Now, here's where it really gets interesting. If you cash out your money of your 401k, you have to pay taxes as earned income. But if you sell the house, you only have to pay taxes as a capital gain. 10% savings maybe? or 23k?
But even better still is that once that house is paid off, your rental income may be 1,500 to 2k a month off that house in 25 years or so. What kind of income will that 233k be able to produce once you start taking chunks out of it? And how long will it last?
That house will continue producing more and more income as rents go up.....
To me, its a very simple analogy. The Golden Goose. Rental properties are like the Golden Goose. With rental properties, you never have to kill the Golden Goose and it'll keep laying those eggs. With 401k, once you retire, you have to start tearing away at the golden goose and hope you die before you run out of money. You'll never run out of rental income with investment properties......
I guess this works if you also think the world is flat. Just because a gross oversimplification of something may suit your theory, doesn't make it correct, it just means your bending facts to suit your outcome, not the other way around.
First you make no mention of costs associated with the RE investment. Where is it? Do you need flood insurance, is there a well, sewer, septic, what are the taxes like, and on and on and on and on and on. This only works for you in your specific market, with the specific conditions that make it a good deal. Also assuming you used the 50% rule, the mtg on $75k @ national average rate for 20 years is around $456, so unless your charging around $1800 rent on this house I don't know how you're getting 300-350 net cash flow. Perhaps you're an expert at determining how to turn $17,500 into $50,000 of value, but I assure you that not everyone else is.

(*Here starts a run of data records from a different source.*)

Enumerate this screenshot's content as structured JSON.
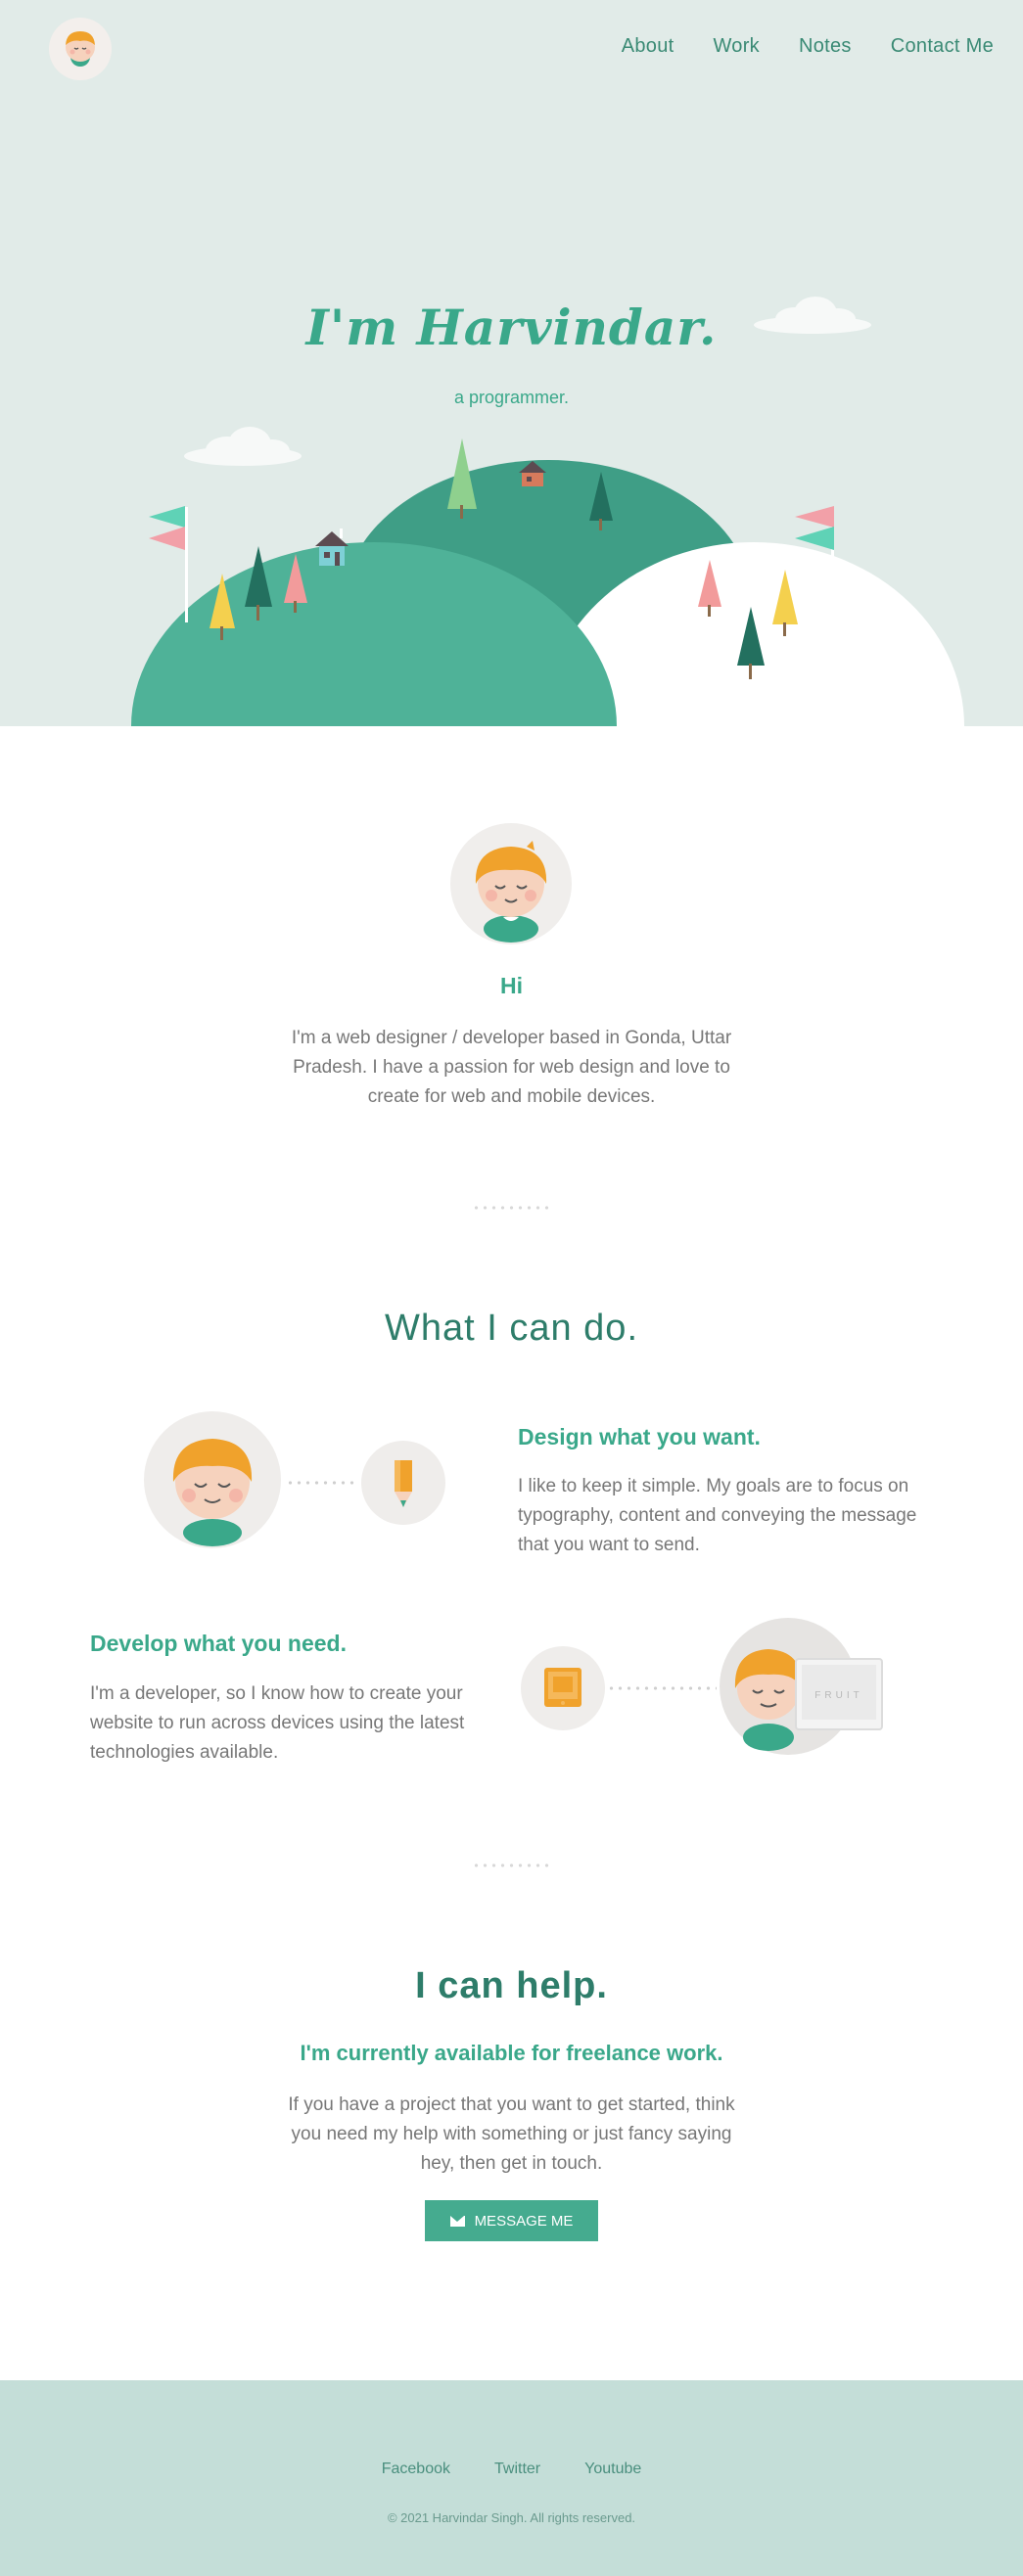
{
  "nav": {
    "items": [
      "About",
      "Work",
      "Notes",
      "Contact Me"
    ]
  },
  "hero": {
    "title": "I'm Harvindar.",
    "subtitle": "a programmer."
  },
  "about": {
    "heading": "Hi",
    "text": "I'm a web designer / developer based in Gonda, Uttar Pradesh. I have a passion for web design and love to create for web and mobile devices."
  },
  "services": {
    "title": "What I can do.",
    "design": {
      "heading": "Design what you want.",
      "text": "I like to keep it simple. My goals are to focus on typography, content and conveying the message that you want to send."
    },
    "develop": {
      "heading": "Develop what you need.",
      "text": "I'm a developer, so I know how to create your website to run across devices using the latest technologies available.",
      "monitor_brand": "FRUIT"
    }
  },
  "contact": {
    "title": "I can help.",
    "subtitle": "I'm currently available for freelance work.",
    "text": "If you have a project that you want to get started, think you need my help with something or just fancy saying hey, then get in touch.",
    "button_label": "MESSAGE ME",
    "button_icon": "envelope-icon"
  },
  "footer": {
    "links": [
      "Facebook",
      "Twitter",
      "Youtube"
    ],
    "copyright": "© 2021 Harvindar Singh. All rights reserved."
  },
  "colors": {
    "hero_bg": "#e1ebe8",
    "accent": "#3aa88a",
    "dark_accent": "#2e7d6a",
    "button": "#45ab8f",
    "footer_bg": "#c4ded8"
  }
}
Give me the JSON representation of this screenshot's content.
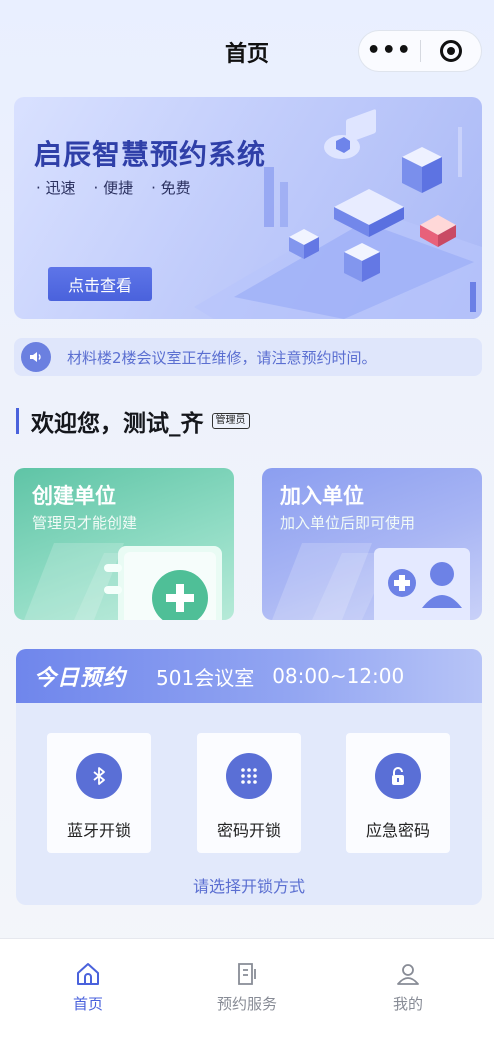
{
  "header": {
    "title": "首页"
  },
  "banner": {
    "title": "启辰智慧预约系统",
    "tags": [
      "· 迅速",
      "· 便捷",
      "· 免费"
    ],
    "button_label": "点击查看"
  },
  "notice": {
    "text": "材料楼2楼会议室正在维修，请注意预约时间。"
  },
  "welcome": {
    "text": "欢迎您，测试_齐",
    "role_badge": "管理员"
  },
  "cards": {
    "create": {
      "title": "创建单位",
      "subtitle": "管理员才能创建"
    },
    "join": {
      "title": "加入单位",
      "subtitle": "加入单位后即可使用"
    }
  },
  "today": {
    "label": "今日预约",
    "room": "501会议室",
    "time": "08:00~12:00",
    "options": [
      {
        "label": "蓝牙开锁",
        "icon": "bluetooth-icon"
      },
      {
        "label": "密码开锁",
        "icon": "keypad-icon"
      },
      {
        "label": "应急密码",
        "icon": "lock-icon"
      }
    ],
    "hint": "请选择开锁方式"
  },
  "tabbar": {
    "items": [
      {
        "label": "首页",
        "icon": "home-icon",
        "active": true
      },
      {
        "label": "预约服务",
        "icon": "document-icon",
        "active": false
      },
      {
        "label": "我的",
        "icon": "user-icon",
        "active": false
      }
    ]
  },
  "colors": {
    "accent": "#4a62dc",
    "create_card": "#5fc4a6",
    "join_card": "#8b9ef0"
  }
}
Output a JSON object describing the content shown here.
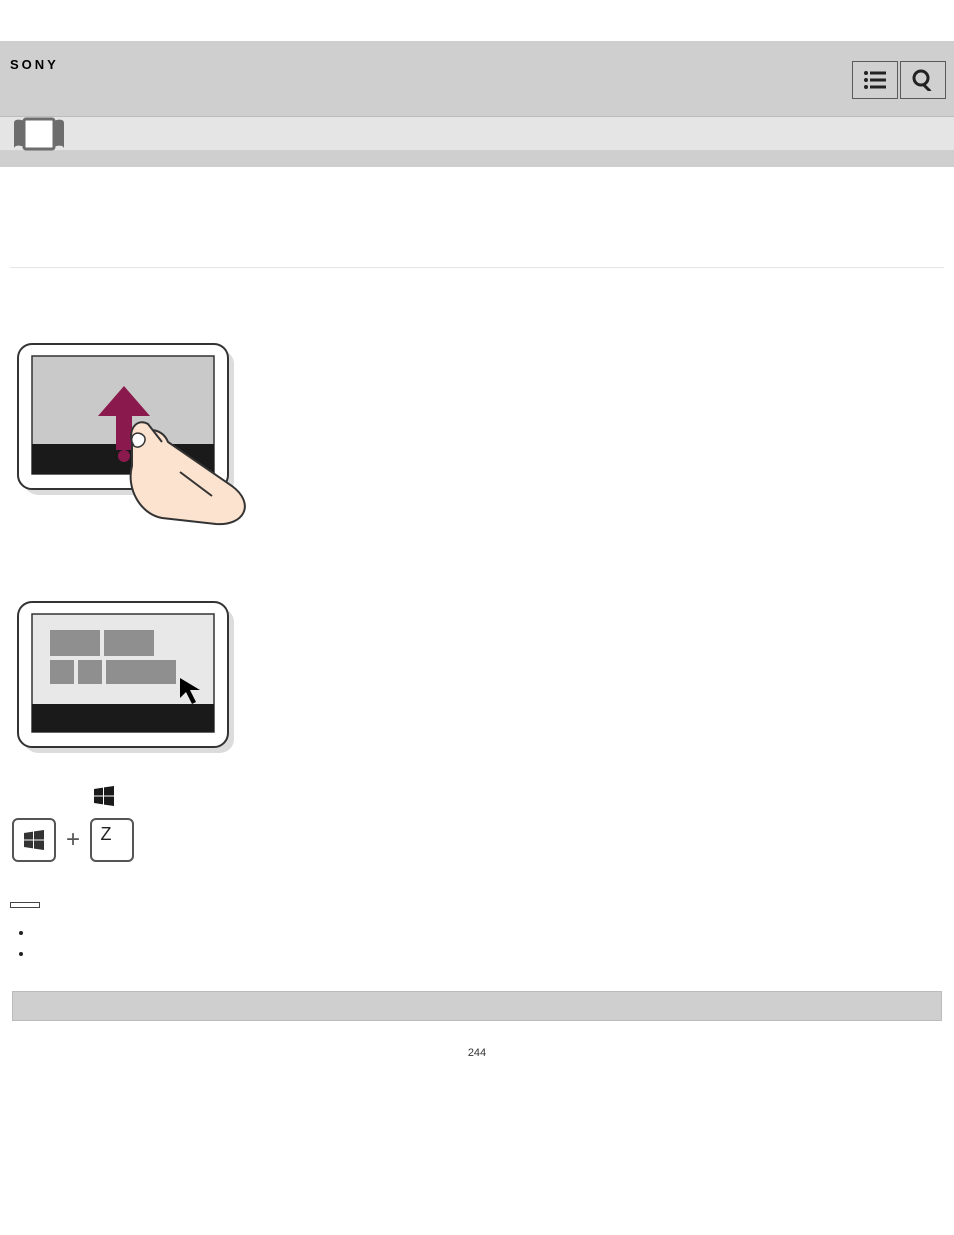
{
  "header": {
    "logo_text": "SONY",
    "menu_icon": "menu-icon",
    "search_icon": "search-icon",
    "book_icon": "book-icon"
  },
  "content": {
    "windows_key_label": "Windows",
    "combo_key_letter": "Z",
    "combo_plus": "+",
    "note_label": " ",
    "notes": [
      " ",
      " "
    ]
  },
  "footer": {
    "page_number": "244"
  }
}
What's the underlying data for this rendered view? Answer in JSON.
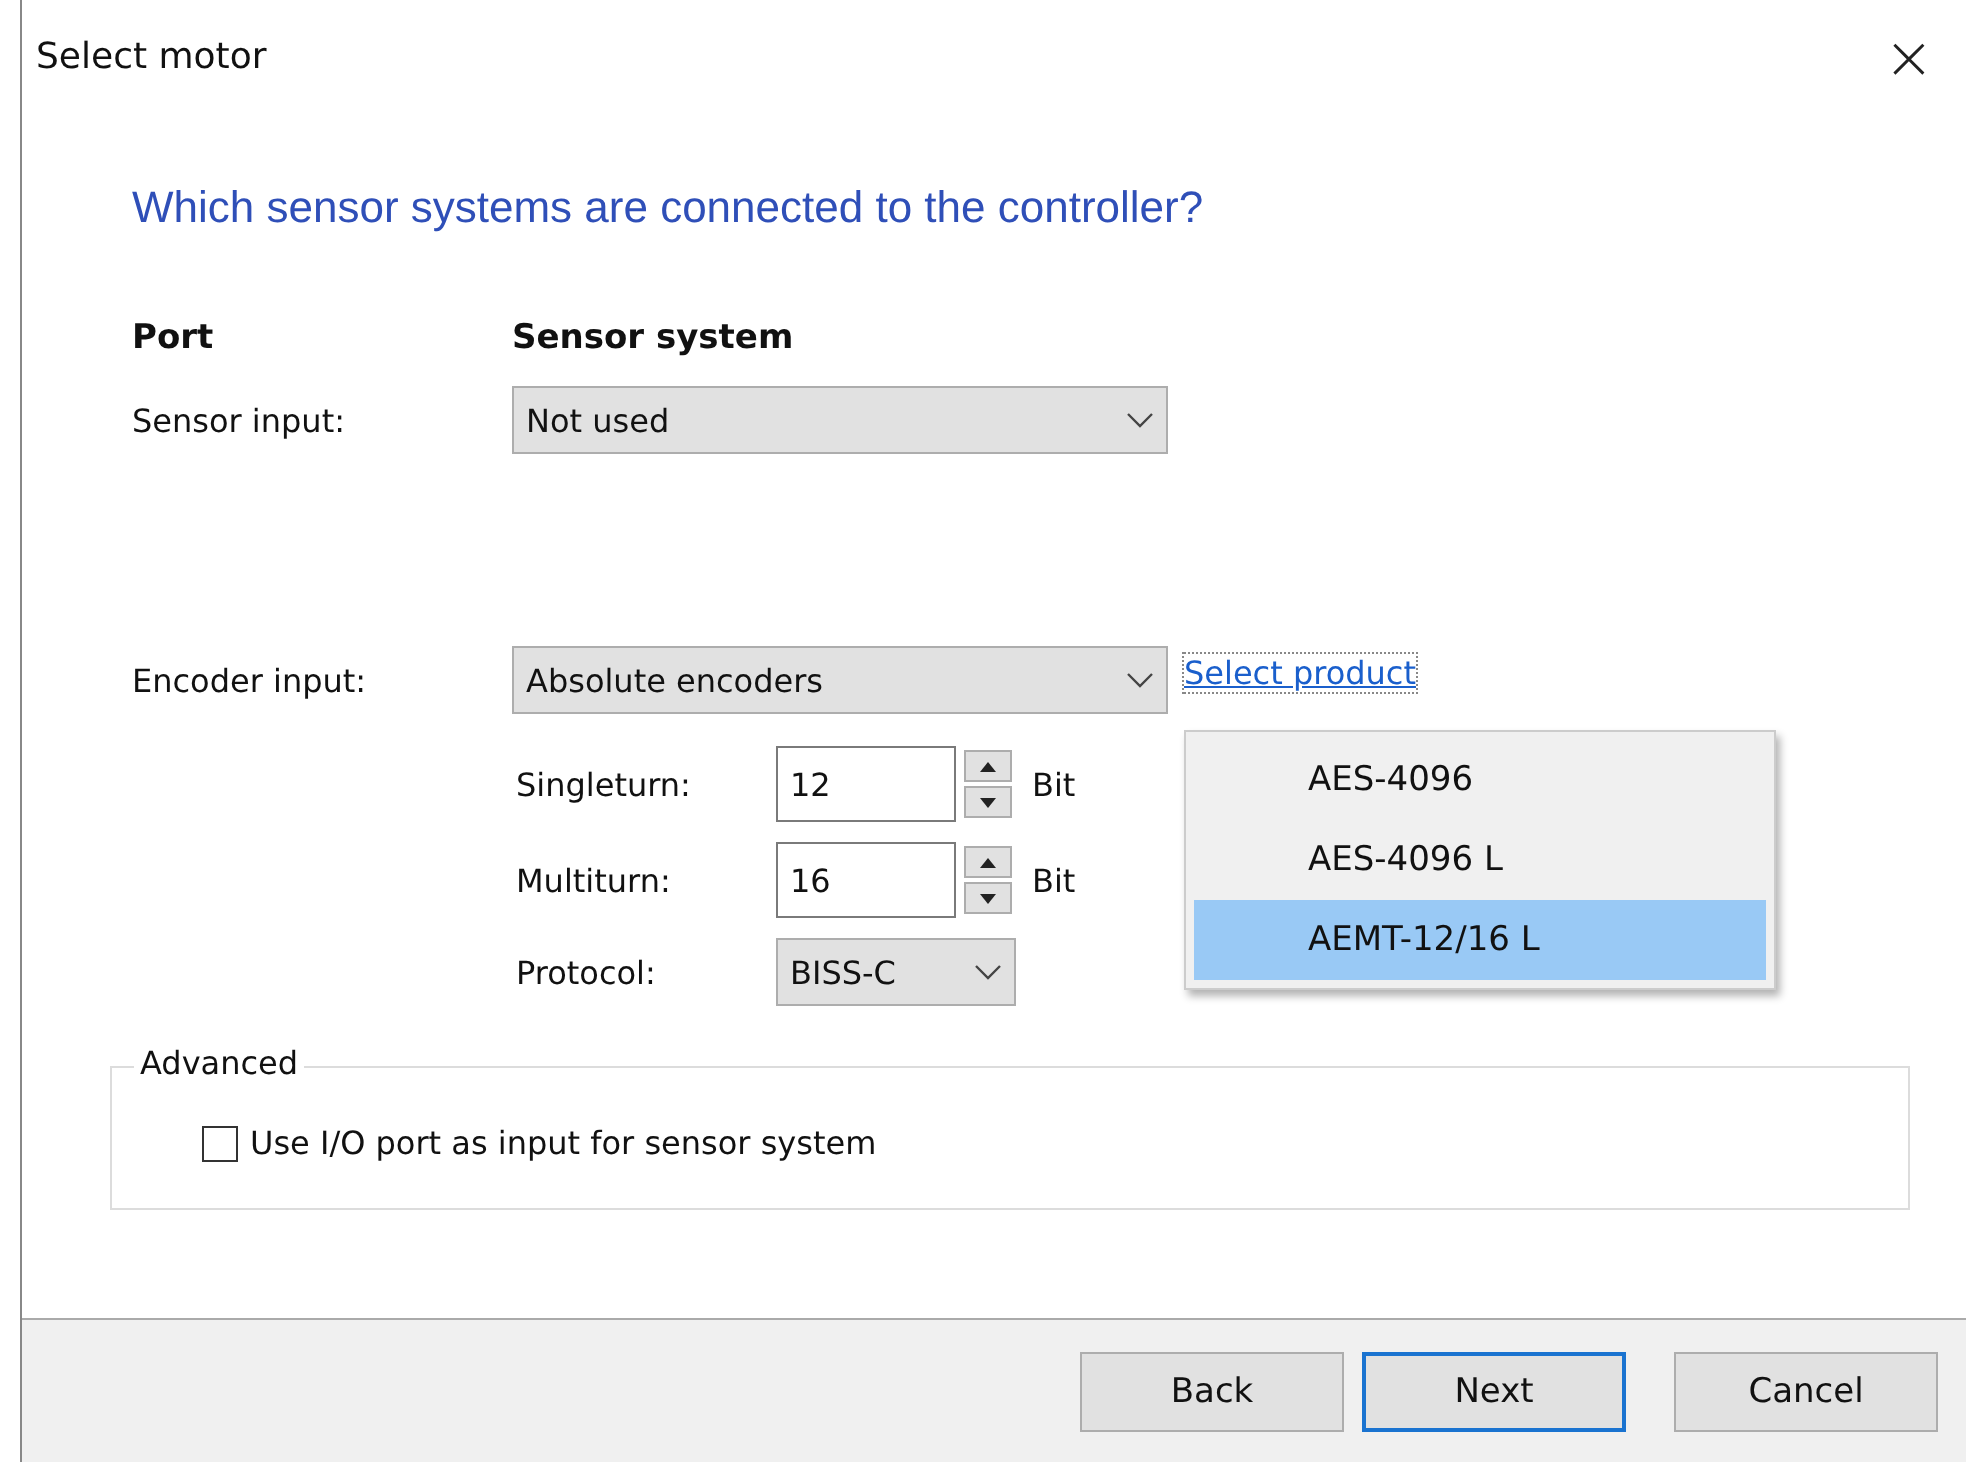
{
  "window": {
    "title": "Select motor",
    "close": "×"
  },
  "heading": "Which sensor systems are connected to the controller?",
  "columns": [
    "Port",
    "Sensor system"
  ],
  "sensor": {
    "label": "Sensor input:",
    "value": "Not used"
  },
  "encoder": {
    "label": "Encoder input:",
    "value": "Absolute encoders",
    "link": "Select product"
  },
  "spinners": [
    {
      "label": "Singleturn:",
      "value": "12",
      "unit": "Bit"
    },
    {
      "label": "Multiturn:",
      "value": "16",
      "unit": "Bit"
    }
  ],
  "protocol": {
    "label": "Protocol:",
    "value": "BISS-C"
  },
  "product_menu": [
    {
      "label": "AES-4096",
      "selected": false
    },
    {
      "label": "AES-4096 L",
      "selected": false
    },
    {
      "label": "AEMT-12/16 L",
      "selected": true
    }
  ],
  "advanced": {
    "title": "Advanced",
    "option": {
      "label": "Use I/O port as input for sensor system",
      "checked": false
    }
  },
  "buttons": [
    {
      "label": "Back",
      "default": false
    },
    {
      "label": "Next",
      "default": true
    },
    {
      "label": "Cancel",
      "default": false
    }
  ]
}
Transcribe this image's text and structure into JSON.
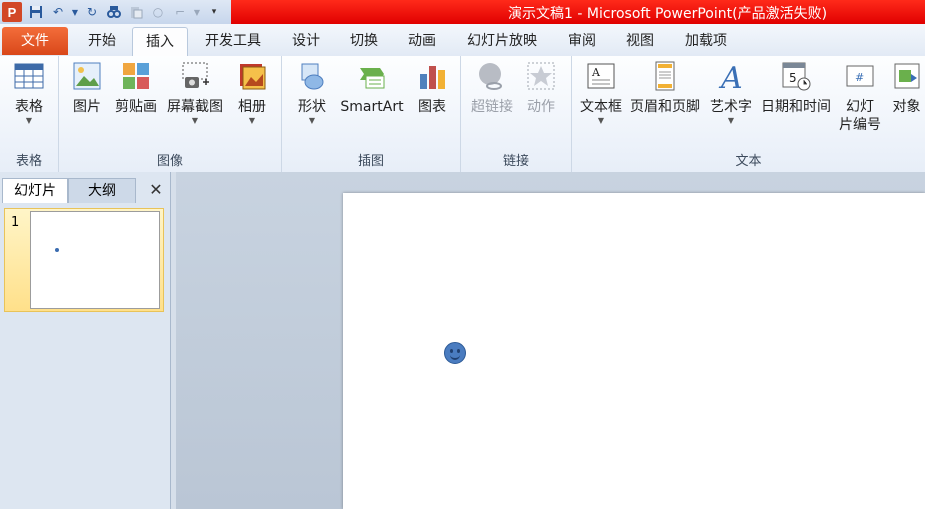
{
  "window": {
    "title": "演示文稿1 - Microsoft PowerPoint(产品激活失败)",
    "app_icon": "P"
  },
  "tabs": [
    "文件",
    "开始",
    "插入",
    "开发工具",
    "设计",
    "切换",
    "动画",
    "幻灯片放映",
    "审阅",
    "视图",
    "加载项"
  ],
  "ribbon": {
    "groups": {
      "table": "表格",
      "images": "图像",
      "illustrations": "插图",
      "links": "链接",
      "text": "文本"
    },
    "buttons": {
      "table": "表格",
      "picture": "图片",
      "clipart": "剪贴画",
      "screenshot": "屏幕截图",
      "album": "相册",
      "shapes": "形状",
      "smartart": "SmartArt",
      "chart": "图表",
      "hyperlink": "超链接",
      "action": "动作",
      "textbox": "文本框",
      "header_footer": "页眉和页脚",
      "wordart": "艺术字",
      "datetime": "日期和时间",
      "slide_number_1": "幻灯",
      "slide_number_2": "片编号",
      "object": "对象"
    }
  },
  "left_pane": {
    "tab_slides": "幻灯片",
    "tab_outline": "大纲",
    "close": "✕",
    "slide_number": "1"
  },
  "colors": {
    "title_bar": "#e00000",
    "file_tab": "#d9481a",
    "thumb_selected": "#ffe08a"
  }
}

Secondly your method also uses debt, which you never encounter in a 401k. You can lose the entire amount in your 401k, but you can't lose more. With debt financing, it's no longer a question of worst case 0, its now a question of you could be forced into net outflows. Again net outflows would never happen in a 401k. If you think I'm wrong ask some heavily leveraged REI if they net 0 in 2009.
Third, "Over time, that net income should go up as your rents go up" sure, but assuming you have a money manager with the same expertise as your proposing everyone have about RE, then your portfolio should grow as well. Another key difference people tend to forget, RE isn't the only investment with income. I can think of 2 stock off the top of my head who have 5%+dividend yield over 25 years of dividend growth (ATT, HCP). Additionally you can rapidly redeploy your capital to provide different returns, say instead of income you think there will be a bull market so you move to capital appreciation securities to take advantage. That takes 3 days in a 401k, how long would it take you to liquidate your portfolio of investments?
I certainly don't advocate for all traditional stocks, or all RE. I advocate a well balanced portfolio of both diverse traditional investments, as well as strategic alternative asset diversification.